Corte Costituzionale, Sentenza n. 143/2021

Sommario: 1. Premessa – 2. La vicenda – 3. Il reato di sequestro di persona a scopo di estorsione e l’ipotesi attenuata del fatto di lieve entità – 4. Il contenuto dell’ordinanza di rimessione – 5. La motivazione della Consulta – 6. Conclusioni

 

1. Premessa

A pochi mesi di distanza dalla pronuncia n. 55 del 2021, la Corte Costituzionale, con la sentenza n. 143 del 2021, è tornata sul tema dell’impossibilità di stabilire la prevalenza delle circostanze attenuanti nel caso in cui sia ritenuta integrata la recidiva reiterata ai sensi dell’art. 69 co. 4 c.p., sancendo l’incostituzionalità della norma nella parte in cui non consente di ritenere prevalente la circostanza della lieve entità del fatto, in caso di soggetto recidivo, nell’ipotesi di reato del sequestro di persona a scopo di estorsione ai sensi dell’art. 630 c.p.

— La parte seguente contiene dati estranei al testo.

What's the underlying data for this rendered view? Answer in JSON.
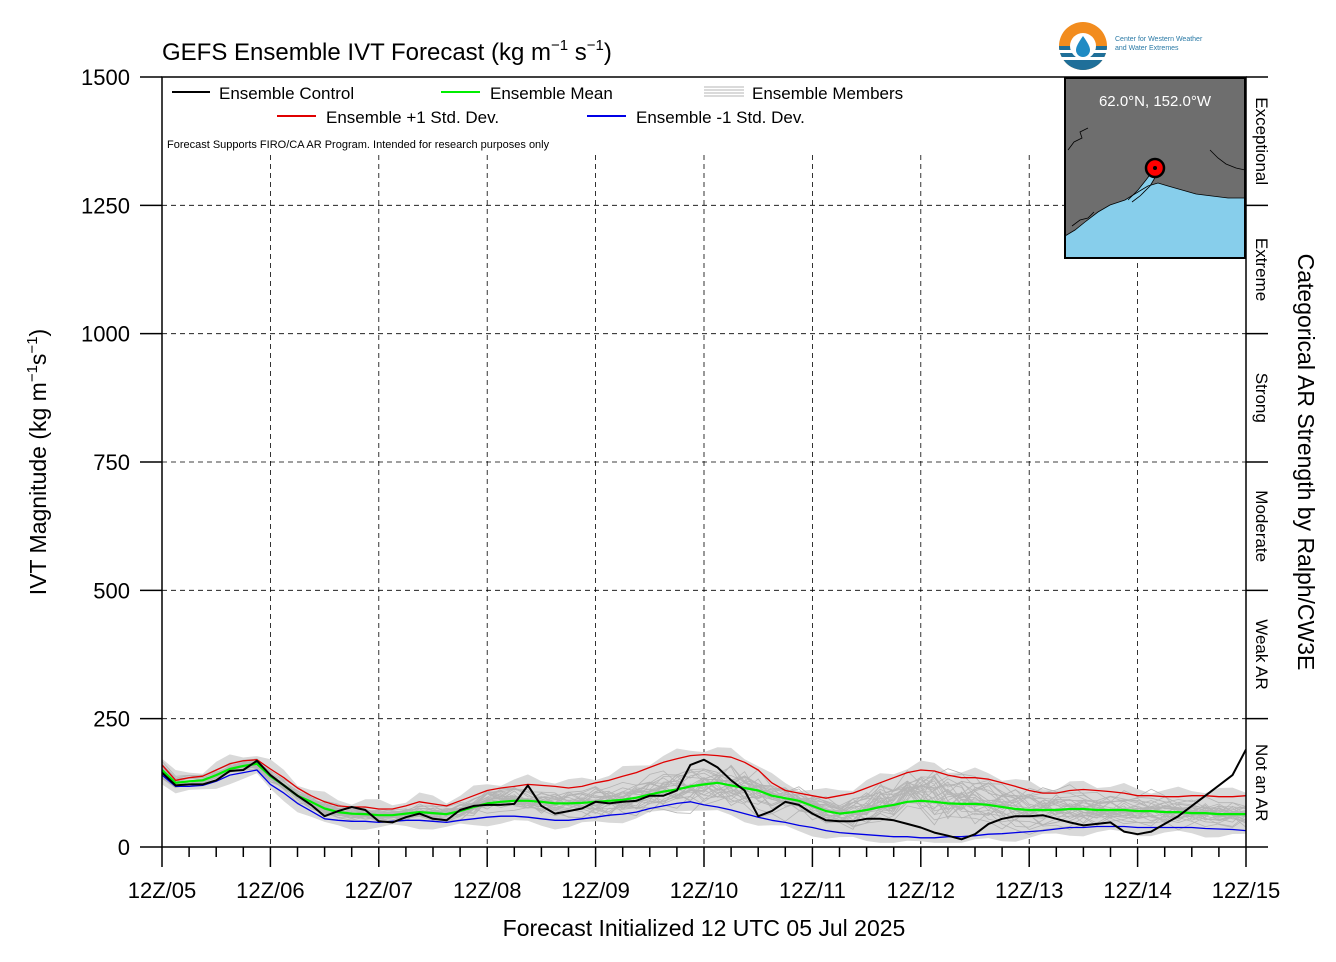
{
  "chart_data": {
    "type": "line",
    "title_main": "GEFS Ensemble IVT Forecast (kg m",
    "title_sup1": "−1",
    "title_mid": " s",
    "title_sup2": "−1",
    "title_end": ")",
    "ylabel_main": "IVT Magnitude (kg m",
    "ylabel_sup1": "−1",
    "ylabel_mid": "s",
    "ylabel_sup2": "−1",
    "ylabel_end": ")",
    "xlabel": "Forecast Initialized 12 UTC 05 Jul 2025",
    "right_label": "Categorical AR Strength by Ralph/CW3E",
    "disclaimer": "Forecast Supports FIRO/CA AR Program. Intended for research purposes only",
    "ylim": [
      0,
      1500
    ],
    "xlim": [
      0,
      240
    ],
    "yticks": [
      {
        "v": 0,
        "label": "0"
      },
      {
        "v": 250,
        "label": "250"
      },
      {
        "v": 500,
        "label": "500"
      },
      {
        "v": 750,
        "label": "750"
      },
      {
        "v": 1000,
        "label": "1000"
      },
      {
        "v": 1250,
        "label": "1250"
      },
      {
        "v": 1500,
        "label": "1500"
      }
    ],
    "xticks": [
      {
        "v": 0,
        "label": "12Z/05"
      },
      {
        "v": 24,
        "label": "12Z/06"
      },
      {
        "v": 48,
        "label": "12Z/07"
      },
      {
        "v": 72,
        "label": "12Z/08"
      },
      {
        "v": 96,
        "label": "12Z/09"
      },
      {
        "v": 120,
        "label": "12Z/10"
      },
      {
        "v": 144,
        "label": "12Z/11"
      },
      {
        "v": 168,
        "label": "12Z/12"
      },
      {
        "v": 192,
        "label": "12Z/13"
      },
      {
        "v": 216,
        "label": "12Z/14"
      },
      {
        "v": 240,
        "label": "12Z/15"
      }
    ],
    "categories": [
      {
        "label": "Not an AR",
        "from": 0,
        "to": 250
      },
      {
        "label": "Weak AR",
        "from": 250,
        "to": 500
      },
      {
        "label": "Moderate",
        "from": 500,
        "to": 750
      },
      {
        "label": "Strong",
        "from": 750,
        "to": 1000
      },
      {
        "label": "Extreme",
        "from": 1000,
        "to": 1250
      },
      {
        "label": "Exceptional",
        "from": 1250,
        "to": 1500
      }
    ],
    "legend": {
      "control": "Ensemble Control",
      "mean": "Ensemble Mean",
      "members": "Ensemble Members",
      "plus": "Ensemble +1 Std. Dev.",
      "minus": "Ensemble -1 Std. Dev."
    },
    "colors": {
      "control": "#000000",
      "mean": "#00ee00",
      "members": "#b4b4b4",
      "plus": "#e00000",
      "minus": "#0000e6",
      "band": "#d9d9d9"
    },
    "x": [
      0,
      3,
      6,
      9,
      12,
      15,
      18,
      21,
      24,
      27,
      30,
      33,
      36,
      39,
      42,
      45,
      48,
      51,
      54,
      57,
      60,
      63,
      66,
      69,
      72,
      75,
      78,
      81,
      84,
      87,
      90,
      93,
      96,
      99,
      102,
      105,
      108,
      111,
      114,
      117,
      120,
      123,
      126,
      129,
      132,
      135,
      138,
      141,
      144,
      147,
      150,
      153,
      156,
      159,
      162,
      165,
      168,
      171,
      174,
      177,
      180,
      183,
      186,
      189,
      192,
      195,
      198,
      201,
      204,
      207,
      210,
      213,
      216,
      219,
      222,
      225,
      228,
      231,
      234,
      237,
      240
    ],
    "series": [
      {
        "key": "control",
        "name": "Ensemble Control",
        "values": [
          145,
          120,
          122,
          122,
          130,
          148,
          150,
          168,
          140,
          120,
          100,
          82,
          60,
          70,
          78,
          72,
          50,
          48,
          58,
          65,
          55,
          52,
          72,
          80,
          82,
          82,
          84,
          120,
          80,
          65,
          70,
          75,
          88,
          85,
          88,
          90,
          100,
          100,
          110,
          160,
          170,
          155,
          130,
          110,
          60,
          70,
          88,
          82,
          65,
          52,
          50,
          50,
          55,
          55,
          52,
          45,
          38,
          28,
          22,
          15,
          25,
          45,
          55,
          60,
          60,
          62,
          55,
          48,
          42,
          45,
          48,
          30,
          25,
          30,
          45,
          60,
          80,
          100,
          120,
          140,
          190
        ]
      },
      {
        "key": "mean",
        "name": "Ensemble Mean",
        "values": [
          150,
          125,
          128,
          130,
          140,
          152,
          158,
          162,
          138,
          120,
          100,
          88,
          75,
          68,
          65,
          64,
          62,
          62,
          65,
          68,
          66,
          64,
          70,
          78,
          85,
          88,
          90,
          90,
          88,
          85,
          85,
          86,
          88,
          90,
          92,
          96,
          102,
          108,
          112,
          118,
          122,
          125,
          120,
          115,
          110,
          100,
          95,
          90,
          80,
          70,
          65,
          68,
          72,
          78,
          82,
          88,
          90,
          88,
          85,
          84,
          84,
          82,
          78,
          74,
          72,
          72,
          72,
          74,
          74,
          72,
          72,
          72,
          70,
          70,
          68,
          68,
          66,
          66,
          64,
          64,
          64
        ]
      },
      {
        "key": "plus",
        "name": "Ensemble +1 Std. Dev.",
        "values": [
          160,
          130,
          135,
          138,
          150,
          162,
          168,
          170,
          152,
          135,
          115,
          100,
          88,
          80,
          78,
          78,
          74,
          74,
          80,
          88,
          84,
          80,
          90,
          100,
          110,
          115,
          118,
          122,
          120,
          118,
          115,
          118,
          125,
          130,
          138,
          145,
          155,
          165,
          172,
          178,
          180,
          178,
          175,
          165,
          150,
          125,
          110,
          105,
          100,
          95,
          100,
          105,
          115,
          125,
          135,
          145,
          150,
          148,
          140,
          135,
          135,
          132,
          125,
          118,
          110,
          105,
          105,
          110,
          112,
          110,
          108,
          105,
          100,
          100,
          98,
          98,
          100,
          100,
          98,
          98,
          100
        ]
      },
      {
        "key": "minus",
        "name": "Ensemble -1 Std. Dev.",
        "values": [
          140,
          118,
          118,
          120,
          128,
          140,
          145,
          150,
          122,
          105,
          85,
          70,
          55,
          52,
          50,
          50,
          48,
          50,
          52,
          52,
          50,
          48,
          52,
          55,
          58,
          60,
          60,
          58,
          55,
          52,
          52,
          55,
          58,
          62,
          64,
          68,
          75,
          80,
          85,
          88,
          82,
          78,
          72,
          65,
          58,
          52,
          48,
          42,
          38,
          32,
          28,
          26,
          24,
          22,
          20,
          20,
          18,
          18,
          20,
          20,
          22,
          25,
          26,
          28,
          30,
          32,
          35,
          38,
          38,
          40,
          40,
          40,
          38,
          38,
          38,
          38,
          38,
          36,
          35,
          34,
          32
        ]
      }
    ]
  }
}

Ancora una volta, pertanto, si assiste ad un intervento demolitivo della Consulta, nel tentativo di restituire legittimità costituzionale ad una norma che, dato il significativo numero di pronunce che hanno evidenziato altrettanti profili di incostituzionalità, necessita evidentemente di un intervento legislativo, volto a superare, salvo casi espressamente motivati, il divieto di prevalenza delle circostanze attenuanti in caso di contestata recidiva reiterata.

2. La vicenda

La pronuncia oggetto di trattazione trae origine dall’ordinanza del 08.09.2020 della Prima Sezione Penale della Corte di Cassazione, iscritta al n. 158 del Registro ordinanze del 2020, pubblicata in G.U. al n. 47, prima serie speciale del 2020, ed ha ad oggetto l’art. 69 co. 4 c.p., nella formulazione di cui all’art. 3 della Legge n. 251/2005, in riferimento agli artt. 3 e 27 Cost., nella parte in cui impone il divieto di prevalenza della circostanza attenuante del fatto di lieve entità sulla circostanza aggravante della recidiva di cui all’art. 99 co.4 c.p., nell’ipotesi di reato di sequestro di persona a scopo di estorsione.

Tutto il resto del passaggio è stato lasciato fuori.